T-Moblile Cracker Pleads Guilty

hackajar writes "The Register is reporting Nicholas Lee Jacobsen plead guilty to cracking into T-Mobile's phones. He was picked up in mid October of last year in the "Operation Firewall" sweep by the FBI. He faces "maximum five years' prison and a $250,000 fine" according to the site."

2 of 139 comments (clear)

  1. Punish him constructively by [cx] · · Score: 5, Interesting

    Make him work unpaid with only room and board as a slave for T-Mobile as a security technician.

    Oh yeah..slavery...

    I guess it's not such a good idea, but without the bad past of slavery, but incarceration is just a waste of money, when he could be using his "talent" positively. By forcing them to atone for their crimes perhaps they will learn the error of their ways by dealing with (in this case) people trying to crack the same security network he is now trying to secure.

    Monitor him, which will probably cost less than the prison fees. He is not a danger to society, he is just simply someone who overstepped their legal boundary. I believe prison should be for violent criminals. Not that he will go to a real tough prison.

    But if he screws up in the program outside of prison as rehabilitation, then he would be sent to a maximum security prison to serve the sentence to the end.

    [cx]

  2. Re:Summary is misleading... by digitalchinky · · Score: 4, Interesting

    Perhaps the easiest way to access the cellular network is via the microwave link they normally have on each cell site. The transmission from there is typically just a standard T1, 24 channels, few bits of overhead - a couple of channels handle the SS7, the rest are devoted to the (unencrypted) vocoders from each active mobile telephone.

    You can learn a lot just from the SS7 packet stream - including text messages and phone numbers, imsi's and other data (SS7 can get pretty complicated, it has a standard, but phone companies usually twist it a little for their own usage)

    There are codecs available online for most transmissions - GSM is usually a 16kbps signal, bust it out and it rasters at around 180 bits wide (from memory) - hook on to the sinc and feed it in to your demux real time - There are probably off the shelf scanners that do all of this these days.
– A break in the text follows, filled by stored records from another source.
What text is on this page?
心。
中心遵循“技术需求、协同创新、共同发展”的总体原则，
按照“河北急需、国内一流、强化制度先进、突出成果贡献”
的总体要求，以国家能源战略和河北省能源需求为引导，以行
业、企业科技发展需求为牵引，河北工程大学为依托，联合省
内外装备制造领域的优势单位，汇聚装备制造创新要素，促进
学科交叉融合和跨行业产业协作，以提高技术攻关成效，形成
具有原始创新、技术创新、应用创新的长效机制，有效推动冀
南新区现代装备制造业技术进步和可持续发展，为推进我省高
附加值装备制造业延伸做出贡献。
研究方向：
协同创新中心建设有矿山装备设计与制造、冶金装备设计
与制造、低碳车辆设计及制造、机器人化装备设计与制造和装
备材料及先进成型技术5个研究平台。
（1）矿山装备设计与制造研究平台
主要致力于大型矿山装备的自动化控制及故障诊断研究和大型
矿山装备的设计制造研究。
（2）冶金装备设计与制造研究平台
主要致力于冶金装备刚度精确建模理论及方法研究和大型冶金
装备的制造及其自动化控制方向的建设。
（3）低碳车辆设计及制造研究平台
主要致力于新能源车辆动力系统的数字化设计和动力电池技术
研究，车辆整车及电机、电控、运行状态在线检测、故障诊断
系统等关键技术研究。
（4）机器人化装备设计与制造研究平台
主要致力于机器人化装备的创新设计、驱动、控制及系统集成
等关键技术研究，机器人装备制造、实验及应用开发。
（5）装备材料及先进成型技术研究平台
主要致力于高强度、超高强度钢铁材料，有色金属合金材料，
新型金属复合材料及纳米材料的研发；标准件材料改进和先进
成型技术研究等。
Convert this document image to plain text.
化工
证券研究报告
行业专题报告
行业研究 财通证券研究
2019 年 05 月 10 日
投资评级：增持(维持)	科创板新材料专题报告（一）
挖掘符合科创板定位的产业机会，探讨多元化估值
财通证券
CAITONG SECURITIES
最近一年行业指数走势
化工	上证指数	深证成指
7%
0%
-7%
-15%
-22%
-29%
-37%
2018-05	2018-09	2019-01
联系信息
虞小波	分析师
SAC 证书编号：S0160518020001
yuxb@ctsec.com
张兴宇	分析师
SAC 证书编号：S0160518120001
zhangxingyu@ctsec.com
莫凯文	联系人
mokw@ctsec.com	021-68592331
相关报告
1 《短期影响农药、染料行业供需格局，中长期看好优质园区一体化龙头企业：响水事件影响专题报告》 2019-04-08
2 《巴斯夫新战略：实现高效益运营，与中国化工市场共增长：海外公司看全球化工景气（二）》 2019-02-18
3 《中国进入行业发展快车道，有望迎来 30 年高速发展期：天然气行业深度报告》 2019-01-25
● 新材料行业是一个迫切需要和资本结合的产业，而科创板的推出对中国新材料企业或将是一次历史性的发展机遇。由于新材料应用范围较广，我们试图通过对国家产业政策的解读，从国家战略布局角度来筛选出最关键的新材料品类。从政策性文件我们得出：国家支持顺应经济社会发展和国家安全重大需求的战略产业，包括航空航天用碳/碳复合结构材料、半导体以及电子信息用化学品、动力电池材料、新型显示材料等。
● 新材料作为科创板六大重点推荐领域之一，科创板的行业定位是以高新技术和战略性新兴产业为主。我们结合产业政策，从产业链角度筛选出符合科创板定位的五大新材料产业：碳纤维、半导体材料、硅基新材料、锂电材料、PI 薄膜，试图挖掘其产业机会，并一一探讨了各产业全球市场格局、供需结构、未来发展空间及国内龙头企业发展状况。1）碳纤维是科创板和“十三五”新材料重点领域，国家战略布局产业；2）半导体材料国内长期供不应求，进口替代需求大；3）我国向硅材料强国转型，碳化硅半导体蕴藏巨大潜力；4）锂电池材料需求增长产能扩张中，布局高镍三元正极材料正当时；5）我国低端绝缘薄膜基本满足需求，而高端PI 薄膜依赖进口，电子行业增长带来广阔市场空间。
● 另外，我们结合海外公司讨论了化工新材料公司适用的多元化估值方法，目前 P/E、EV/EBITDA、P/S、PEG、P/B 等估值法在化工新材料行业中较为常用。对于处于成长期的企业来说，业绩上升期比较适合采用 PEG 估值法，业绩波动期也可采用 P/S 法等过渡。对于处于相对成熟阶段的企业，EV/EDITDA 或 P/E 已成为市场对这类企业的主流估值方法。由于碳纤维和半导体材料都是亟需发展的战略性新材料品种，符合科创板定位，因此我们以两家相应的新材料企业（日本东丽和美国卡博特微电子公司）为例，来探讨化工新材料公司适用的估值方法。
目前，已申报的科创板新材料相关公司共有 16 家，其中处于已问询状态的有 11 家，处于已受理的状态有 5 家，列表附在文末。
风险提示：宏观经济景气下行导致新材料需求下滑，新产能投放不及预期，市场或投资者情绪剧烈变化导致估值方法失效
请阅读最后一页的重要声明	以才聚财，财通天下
    Those small microwave dishes are either pointed at an exchange, or another cell site - find one going to an exchange and you'll get more data to sift through. They transmit at around about 2GHz so you'll need a receiver, downconverter, modem, and some type of capture card for your trusty little portable Pee Cee.

    Not cheap, but not impossible. (Make sure to buy two of each or you'll be marked as a 'spy' or terrorist straight off the bat) All of this stuff can fit in to one of those silver metal camera cases.